Last spring I was captivated by a three-part series from the UK called Bletchley Circle. I assumed it would be about the brilliant men and women who worked secretly at Bletchley Park during WWII to decipher intercepted German radio broadcasts and turn the deciphered messages into intelligence reports. Winston Churchill referred to these individuals, led by brilliant mathematician Alan Turing, as "the geese that laid the golden eggs and never cackled." In 1941, when the top Codebreakers wrote to him that they were starved of resources to do their essential work, Churchill ordered, "Action this day! Make sure they have all they want on extreme priority and report to me that this has been done."
However,
Bletchley Circle was different from the “women in war” theme I was expecting and enjoy.
It did start out showing four women working at Bletchley –
Susan, an inspired puzzle solver; Lucy, who has a photographic memory; Millie,
gifted at languages and strategy; and Jean, who appeared to be their boss
during the war and seemed to know where to go to get information at all times –
then jumped to seven years after the war.
The women have lost touch and Susan has married (Tim, who does not know
of his wife’s past as a code breaker because she and many others had signed the
Official Secrets Act and can’t tell anyone – it is amazing how these people
respected their pledge) and is raising two children, dealing with post-war
rations. Slightly acquainted with a
woman who was murdered, Susan starts following newspaper reports of her death
which turns into coverage of a serial killer.
Susan notices a pattern which she thinks the police have missed and
insists on bringing her concerns to Scotland Yard. The detective is polite at first but can’t
find anything to back up her theories so sends her home. Frustrated but convinced she is right, Susan
hunts up her old friends and convinces them to help her investigate the
killer. They are reluctant, and in
Millie’s case, a bit hurt that Susan gave up their plan to travel the world to
marry and settle down, but soon they also believe it is their duty to catch the
killer to prevent additional deaths.
However, while the police scoff at them, the killer becomes aware of
their efforts and recognizes in Susan an intricate mind worthy of his
respect. In one chilling scene, after
Susan’s husband, Tim, has suggested she do crossword puzzles rather than worry
about silly old murders, Tim picks up the newspaper and said, “Look, you
managed to get all of this one done quickly!”

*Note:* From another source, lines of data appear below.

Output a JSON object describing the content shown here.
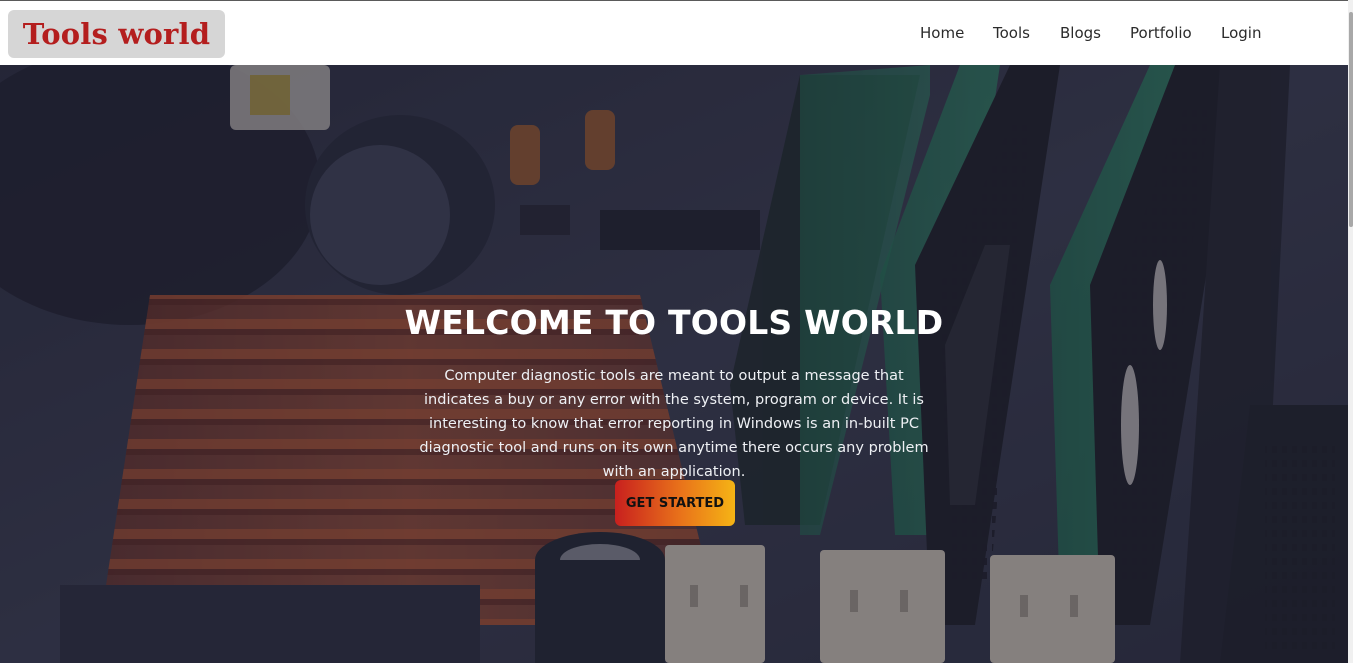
{
  "header": {
    "brand": "Tools world",
    "nav": {
      "home": "Home",
      "tools": "Tools",
      "blogs": "Blogs",
      "portfolio": "Portfolio",
      "login": "Login"
    }
  },
  "hero": {
    "title": "WELCOME TO TOOLS WORLD",
    "text": "Computer diagnostic tools are meant to output a message that indicates a buy or any error with the system, program or device. It is interesting to know that error reporting in Windows is an in-built PC diagnostic tool and runs on its own anytime there occurs any problem with an application.",
    "cta": "GET STARTED",
    "background_image": "circuit-board-ram-modules"
  },
  "colors": {
    "brand_text": "#b41e1e",
    "brand_bg": "#d6d6d6",
    "cta_gradient_start": "#c8201e",
    "cta_gradient_end": "#f5b415"
  }
}
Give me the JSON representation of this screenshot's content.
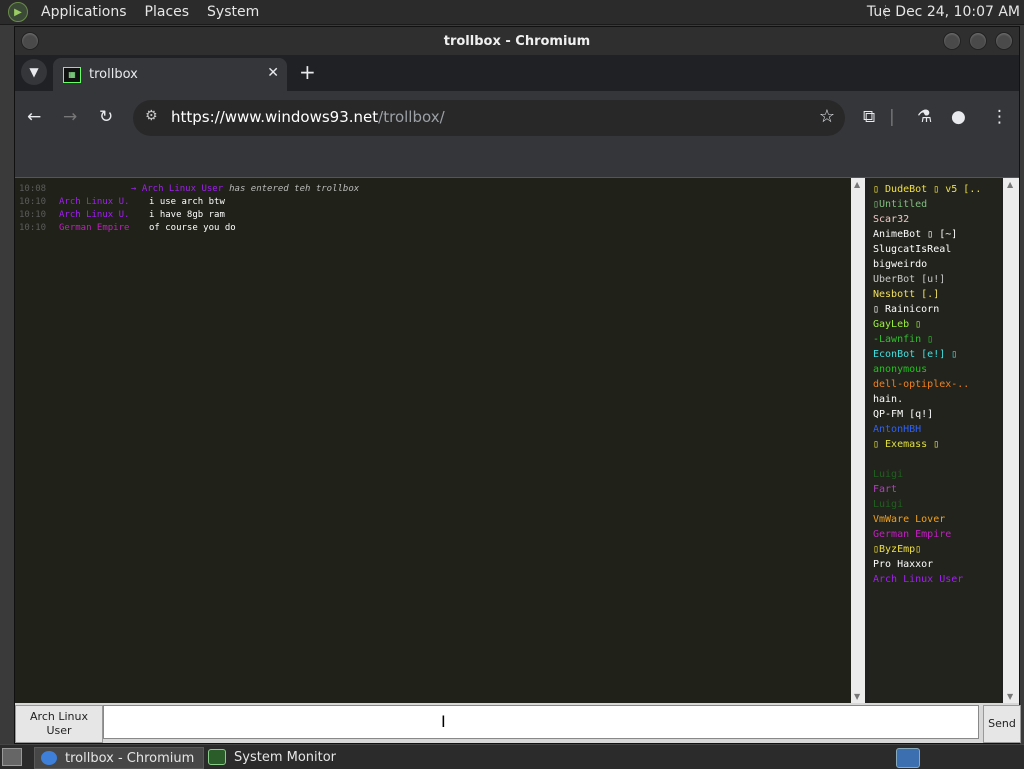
{
  "top_panel": {
    "menus": [
      "Applications",
      "Places",
      "System"
    ],
    "clock": "Tue Dec 24, 10:07 AM"
  },
  "window": {
    "title": "trollbox - Chromium"
  },
  "browser": {
    "tab_title": "trollbox",
    "url_host": "https://www.windows93.net",
    "url_path": "/trollbox/"
  },
  "chat": {
    "messages": [
      {
        "time": "10:08",
        "nick": "→  Arch Linux User",
        "text": "has entered teh trollbox",
        "nick_color": "#a020f0",
        "system": true
      },
      {
        "time": "10:10",
        "nick": "Arch Linux U.",
        "text": "i use arch btw",
        "nick_color": "#a020f0"
      },
      {
        "time": "10:10",
        "nick": "Arch Linux U.",
        "text": "i have 8gb ram",
        "nick_color": "#a020f0"
      },
      {
        "time": "10:10",
        "nick": "German Empire",
        "text": "of course you do",
        "nick_color": "#c020c0"
      }
    ]
  },
  "users": [
    {
      "name": "▯ DudeBot ▯ v5 [..",
      "color": "#f0e040"
    },
    {
      "name": "▯Untitled",
      "color": "#7fbf7f"
    },
    {
      "name": "Scar32",
      "color": "#f0c8c8"
    },
    {
      "name": "AnimeBot ▯ [~]",
      "color": "#ffffff"
    },
    {
      "name": "SlugcatIsReal",
      "color": "#ffffff"
    },
    {
      "name": "bigweirdo",
      "color": "#ffffff"
    },
    {
      "name": "UberBot [u!]",
      "color": "#c8c8c8"
    },
    {
      "name": "Nesbott [.]",
      "color": "#f0e060"
    },
    {
      "name": "▯ Rainicorn",
      "color": "#ffffff"
    },
    {
      "name": "GayLeb ▯",
      "color": "#9cf040"
    },
    {
      "name": "-Lawnfin ▯",
      "color": "#2fbf2f"
    },
    {
      "name": "EconBot [e!] ▯",
      "color": "#40e0e0"
    },
    {
      "name": "anonymous",
      "color": "#20c020"
    },
    {
      "name": "dell-optiplex-..",
      "color": "#f08020"
    },
    {
      "name": "hain.",
      "color": "#ffffff"
    },
    {
      "name": "QP-FM [q!]",
      "color": "#ffffff"
    },
    {
      "name": "AntonHBH",
      "color": "#3060f0"
    },
    {
      "name": "▯ Exemass ▯",
      "color": "#e0e040"
    },
    {
      "name": "",
      "color": "#6a1a8a"
    },
    {
      "name": "Luigi",
      "color": "#206020"
    },
    {
      "name": "Fart",
      "color": "#b040c0"
    },
    {
      "name": "Luigi",
      "color": "#206020"
    },
    {
      "name": "VmWare Lover",
      "color": "#f0a020"
    },
    {
      "name": "German Empire",
      "color": "#c020c0"
    },
    {
      "name": "▯ByzEmp▯",
      "color": "#f0e040"
    },
    {
      "name": "Pro Haxxor",
      "color": "#ffffff"
    },
    {
      "name": "Arch Linux User",
      "color": "#a020f0"
    }
  ],
  "input": {
    "nick": "Arch Linux User",
    "message": "",
    "send_label": "Send"
  },
  "taskbar": {
    "items": [
      "trollbox - Chromium",
      "System Monitor"
    ]
  }
}
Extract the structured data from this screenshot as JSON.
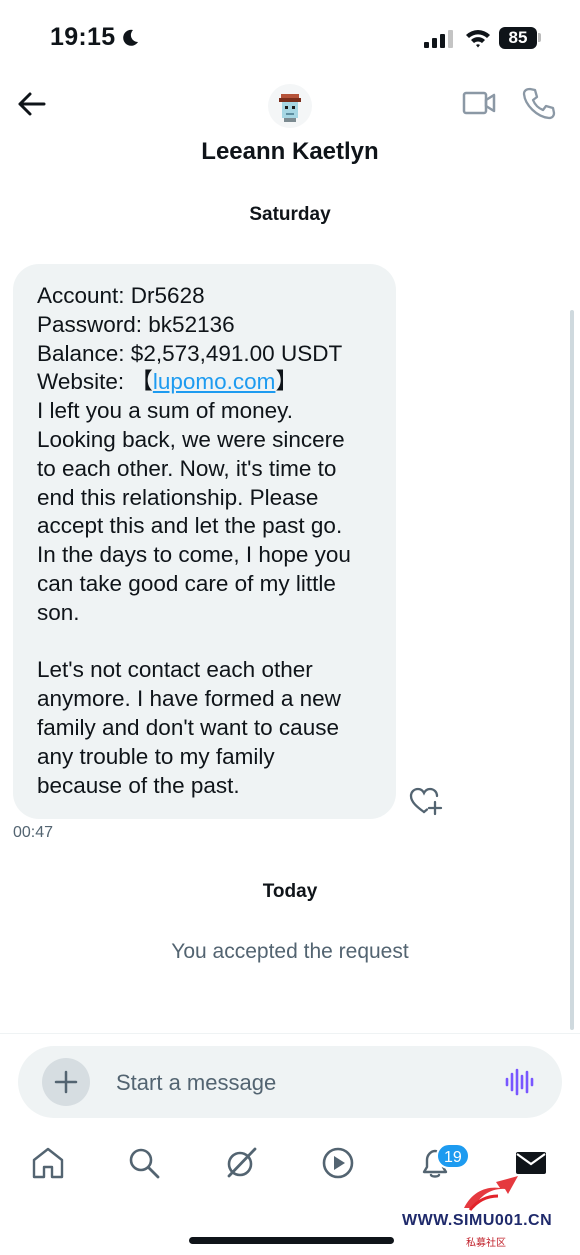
{
  "status_bar": {
    "time": "19:15",
    "battery": "85"
  },
  "header": {
    "contact_name": "Leeann Kaetlyn"
  },
  "conversation": {
    "day_1": "Saturday",
    "message": {
      "account_line": "Account: Dr5628",
      "password_line": "Password: bk52136",
      "balance_line": "Balance: $2,573,491.00 USDT",
      "website_prefix": "Website: 【",
      "website_link": "lupomo.com",
      "website_suffix": "】",
      "body_lines": [
        "I left you a sum of money.",
        "Looking back, we were sincere",
        "to each other. Now, it's time to",
        "end this relationship. Please",
        "accept this and let the past go.",
        "In the days to come, I hope you",
        "can take good care of my little",
        "son."
      ],
      "closing_lines": [
        "Let's not contact each other",
        "anymore. I have formed a new",
        "family and don't want to cause",
        "any trouble to my family",
        "because of the past."
      ],
      "time": "00:47"
    },
    "day_2": "Today",
    "system_message": "You accepted the request"
  },
  "composer": {
    "placeholder": "Start a message"
  },
  "tabbar": {
    "items": [
      "home-icon",
      "search-icon",
      "grok-icon",
      "video-play-icon",
      "notifications-icon",
      "messages-icon"
    ],
    "notification_count": "19"
  },
  "watermark": {
    "text": "WWW.SIMU001.CN",
    "subtext": "私募社区"
  },
  "colors": {
    "accent": "#1d9bf0",
    "bubble": "#eff3f4",
    "muted": "#536471",
    "voice": "#7856ff"
  }
}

Susan looks at the nearly completed crossword on her breakfast table and
realizes the killer was in her home and that she has put her family into grave
danger.
As with Homefront, one of my all-time favorite TV
shows, this series shows the displacement certain women who had made
significant contributions to WWII experienced afterwards, here relegated to
housework
and childrearing (Susan – which would be fine if she weren’t so
bored by it), waitressing (Millie, despite all her language skills), ironing
(Lucy, who also gets beaten by her husband).
Only Jean seems to have established a career, working as a
librarian. Perhaps it is implausible
that the women could have obtained the information that enables them to solve
the mystery (as I said to my sister, a modern version would include a hacker to
get the needed data), but it was very enjoyable despite that. The only flaw was that Susan, the most
interesting and most important character, was hard to understand. I think the rapid-fire way words came out of
her mouth was supposed to show how urgent she considered the issue and to
contrast with her somber demeanor.
However, I wished she had enunciated more clearly! I was pleased to read that more episodes have been commissioned. You can still
watch the series on PBS.com and Bletchley Park is now a museum, which I hope to
visit on my next trip to England.
If
you are interested in this topic, here are a couple books you would enjoy:
Nonfiction
Fiction
Enigma/Robert Harris
I
feel as if I have read other fiction in which young women were sent to
Bletchley Park (and had exciting adventures once there) but I can’t remember
specific titles. Survivors of Bletchley
were legally prohibited from discussing their work for many years and have criticized
Enigma and other novels as inaccurate. Agatha Christie, having named a character
Major Bletchley, in a 1941 mystery, caused some concern to British Intelligence as it wondered if she had heard about their secret operation.
2 comments:
I loved The Bletchley Circle. Using the Bletchley past as a backdrop made a great deal of sense and was a great way to put tgether a group of four very different women to solve a mystery, during a time when a woman's ability to think intelligently and logically was still doubted by many of the men in power. Bletchley is also interesting on its own. I believe Bletchley also figures in the Blitz-based time-travel novels BLACKOUT and ALL CLEAR by Connie Willis. We met a few times at Betsy-Tacy luncheons.
I loved Homefront! It was such a shame that it was not allowed to find an audience.